BOSTON — Athletes put themselves on the line to win their games, Jill Carroll wrote in an essay last spring. The freelance foreign correspondent risks everything, she wrote, "for love of the story."
Carroll, 28, was working as a contributor for the Christian Science Monitor when she was abducted at gunpoint last weekend in Baghdad. U.S. and Iraqi authorities continued to search for her Tuesday.
Carroll was seized by gunmen Saturday while reporting on efforts by Iraqi politicians to form a new government. She was leaving the headquarters of a Sunni political party by car when she was confronted in one of the city's most dangerous neighborhoods. Her Iraqi interpreter, Allan Enwiyah, 32, was killed in the attack, but her driver escaped without injury.
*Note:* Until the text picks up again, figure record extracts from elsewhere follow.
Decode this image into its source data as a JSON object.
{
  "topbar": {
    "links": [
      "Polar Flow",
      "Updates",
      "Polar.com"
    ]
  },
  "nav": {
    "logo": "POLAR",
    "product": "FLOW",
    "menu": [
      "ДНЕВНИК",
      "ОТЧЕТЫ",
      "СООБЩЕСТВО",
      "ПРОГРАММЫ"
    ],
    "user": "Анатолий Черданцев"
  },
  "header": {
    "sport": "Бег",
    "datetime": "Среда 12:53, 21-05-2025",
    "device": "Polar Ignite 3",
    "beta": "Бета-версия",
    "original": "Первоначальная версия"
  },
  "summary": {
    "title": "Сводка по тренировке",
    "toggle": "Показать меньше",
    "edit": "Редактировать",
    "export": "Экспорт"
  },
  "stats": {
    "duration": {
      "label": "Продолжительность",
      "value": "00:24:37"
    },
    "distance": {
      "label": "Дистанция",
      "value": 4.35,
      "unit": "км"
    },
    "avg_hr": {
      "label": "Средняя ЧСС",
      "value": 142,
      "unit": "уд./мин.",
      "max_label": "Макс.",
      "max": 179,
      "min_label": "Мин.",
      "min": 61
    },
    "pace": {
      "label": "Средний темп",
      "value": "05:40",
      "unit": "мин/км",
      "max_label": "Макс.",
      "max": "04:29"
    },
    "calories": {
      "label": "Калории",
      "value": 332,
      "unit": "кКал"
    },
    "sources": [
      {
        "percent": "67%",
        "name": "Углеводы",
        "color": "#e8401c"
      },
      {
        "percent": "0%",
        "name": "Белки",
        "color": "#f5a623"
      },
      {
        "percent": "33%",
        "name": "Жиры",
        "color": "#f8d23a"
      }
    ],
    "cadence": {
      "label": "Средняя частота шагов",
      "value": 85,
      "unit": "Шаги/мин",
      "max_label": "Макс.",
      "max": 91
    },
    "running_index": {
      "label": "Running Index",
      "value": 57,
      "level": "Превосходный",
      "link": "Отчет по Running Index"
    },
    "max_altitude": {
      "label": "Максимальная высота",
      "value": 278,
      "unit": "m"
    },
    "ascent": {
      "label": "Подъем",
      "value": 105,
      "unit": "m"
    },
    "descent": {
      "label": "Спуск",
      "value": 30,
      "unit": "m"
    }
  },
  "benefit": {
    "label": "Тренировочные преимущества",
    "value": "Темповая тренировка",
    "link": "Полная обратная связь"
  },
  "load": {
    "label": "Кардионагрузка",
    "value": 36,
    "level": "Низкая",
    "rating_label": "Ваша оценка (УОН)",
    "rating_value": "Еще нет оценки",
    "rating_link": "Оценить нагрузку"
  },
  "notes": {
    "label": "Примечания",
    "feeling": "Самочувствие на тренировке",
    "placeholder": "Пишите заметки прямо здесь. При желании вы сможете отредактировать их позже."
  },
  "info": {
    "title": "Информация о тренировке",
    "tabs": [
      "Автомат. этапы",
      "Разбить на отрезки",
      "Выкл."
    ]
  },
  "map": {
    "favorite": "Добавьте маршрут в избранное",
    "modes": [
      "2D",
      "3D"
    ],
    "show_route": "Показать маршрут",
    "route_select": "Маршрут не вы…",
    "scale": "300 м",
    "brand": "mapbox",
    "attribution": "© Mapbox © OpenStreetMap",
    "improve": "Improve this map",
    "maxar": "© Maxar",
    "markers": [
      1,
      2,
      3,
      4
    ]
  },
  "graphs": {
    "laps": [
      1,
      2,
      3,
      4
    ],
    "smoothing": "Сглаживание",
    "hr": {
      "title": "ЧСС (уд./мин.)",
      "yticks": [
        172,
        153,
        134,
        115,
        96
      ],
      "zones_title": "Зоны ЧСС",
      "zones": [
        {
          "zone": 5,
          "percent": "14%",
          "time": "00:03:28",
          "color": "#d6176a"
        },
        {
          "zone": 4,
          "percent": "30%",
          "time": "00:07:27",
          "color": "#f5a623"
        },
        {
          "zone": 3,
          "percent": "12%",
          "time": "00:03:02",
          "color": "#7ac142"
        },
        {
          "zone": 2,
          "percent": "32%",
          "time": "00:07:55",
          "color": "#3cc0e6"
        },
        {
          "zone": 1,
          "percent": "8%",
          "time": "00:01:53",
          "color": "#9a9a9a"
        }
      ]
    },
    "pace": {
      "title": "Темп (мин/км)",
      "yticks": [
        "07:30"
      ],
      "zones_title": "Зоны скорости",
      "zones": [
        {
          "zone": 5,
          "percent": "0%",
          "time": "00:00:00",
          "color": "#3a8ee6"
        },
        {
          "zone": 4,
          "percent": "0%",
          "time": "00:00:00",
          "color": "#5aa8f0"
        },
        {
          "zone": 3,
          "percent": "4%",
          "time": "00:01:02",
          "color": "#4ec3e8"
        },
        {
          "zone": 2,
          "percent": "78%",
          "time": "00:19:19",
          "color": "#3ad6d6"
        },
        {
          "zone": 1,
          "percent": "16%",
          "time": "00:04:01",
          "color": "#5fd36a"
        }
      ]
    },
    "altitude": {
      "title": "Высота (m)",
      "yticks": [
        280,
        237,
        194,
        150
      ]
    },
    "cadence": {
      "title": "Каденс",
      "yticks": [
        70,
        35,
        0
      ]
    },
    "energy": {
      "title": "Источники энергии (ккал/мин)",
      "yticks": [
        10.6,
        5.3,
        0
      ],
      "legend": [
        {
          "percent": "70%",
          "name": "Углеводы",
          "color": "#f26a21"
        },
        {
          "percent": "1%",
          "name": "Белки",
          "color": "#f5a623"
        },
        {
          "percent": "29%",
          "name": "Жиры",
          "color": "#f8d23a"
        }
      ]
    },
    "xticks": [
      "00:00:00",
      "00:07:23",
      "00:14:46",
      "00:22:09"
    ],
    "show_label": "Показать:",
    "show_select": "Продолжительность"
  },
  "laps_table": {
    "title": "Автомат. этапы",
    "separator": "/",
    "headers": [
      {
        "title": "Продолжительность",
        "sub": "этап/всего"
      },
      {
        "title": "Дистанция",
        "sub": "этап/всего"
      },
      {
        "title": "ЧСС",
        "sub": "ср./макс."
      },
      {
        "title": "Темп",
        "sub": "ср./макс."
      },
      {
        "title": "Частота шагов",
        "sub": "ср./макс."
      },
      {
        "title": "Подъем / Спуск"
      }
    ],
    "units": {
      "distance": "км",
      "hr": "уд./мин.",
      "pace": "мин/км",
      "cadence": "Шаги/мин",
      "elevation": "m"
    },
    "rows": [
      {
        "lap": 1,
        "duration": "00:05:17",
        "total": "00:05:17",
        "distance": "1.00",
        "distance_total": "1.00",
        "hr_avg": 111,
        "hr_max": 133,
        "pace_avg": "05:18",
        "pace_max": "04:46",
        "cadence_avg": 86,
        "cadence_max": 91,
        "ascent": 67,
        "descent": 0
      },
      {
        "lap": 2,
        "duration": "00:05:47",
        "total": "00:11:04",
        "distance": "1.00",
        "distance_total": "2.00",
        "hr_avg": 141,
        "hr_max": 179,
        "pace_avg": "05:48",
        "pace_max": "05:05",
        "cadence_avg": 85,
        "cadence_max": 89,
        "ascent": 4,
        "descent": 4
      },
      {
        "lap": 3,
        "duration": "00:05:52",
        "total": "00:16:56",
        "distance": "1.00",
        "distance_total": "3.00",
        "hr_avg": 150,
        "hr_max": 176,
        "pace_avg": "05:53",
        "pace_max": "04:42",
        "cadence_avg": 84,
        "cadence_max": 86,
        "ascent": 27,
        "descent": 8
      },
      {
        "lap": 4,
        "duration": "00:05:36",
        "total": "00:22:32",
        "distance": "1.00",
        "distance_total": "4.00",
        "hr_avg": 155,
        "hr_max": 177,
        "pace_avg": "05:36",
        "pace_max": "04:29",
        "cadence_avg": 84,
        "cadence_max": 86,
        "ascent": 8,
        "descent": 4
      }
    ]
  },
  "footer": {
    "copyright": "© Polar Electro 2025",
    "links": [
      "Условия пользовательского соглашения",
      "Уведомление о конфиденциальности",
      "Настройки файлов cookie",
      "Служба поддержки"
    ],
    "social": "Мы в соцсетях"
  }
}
At the request of the Monitor, The Times and other media outlets delayed publishing information about Carroll's abduction to allow time for negotiations that might help win her release.
Monitor Editor Richard Bergenheim said Tuesday, "We continue to do everything we can to secure Jill's release."
Ellen Tuttle, communications manager for the Boston-based newspaper, said the paper would provide no further details about Carroll or her abduction.
"It's such a sensitive situation," Tuttle said. "We have been counseled to give as few details as possible."
Tuttle praised the professionalism and dedication that motivated Carroll to go to Jordan before the Iraq war began to learn about Muslim culture. Tuttle said it was clear in Carroll's work that she was pursuing a career that was something of a calling.
"I think she had that passion, and that gave her the energy to continue," even in perilous conditions, Tuttle said.
In the essay published last year in the American Journalism Review, Carroll said: "All I ever wanted to be was a foreign correspondent."
Carroll graduated from the University of Massachusetts-Amherst in 1999 with a degree in journalism.
Since arriving in Baghdad in 2003, she had freelanced for the Italian news agency ANSA, the San Francisco Chronicle, the Boston Globe and several other U.S. dailies. In addition, she had done some stringing -- or freelance work -- for U.S. News & World Report. She had worked in Iraq for the Monitor for about a year.
Carroll, fluent in Arabic, also wrote for the Jordan Times while living in Amman, the Jordanian capital.
Times correspondent Borzou Daragahi recalled meeting Carroll in Baghdad in 2003.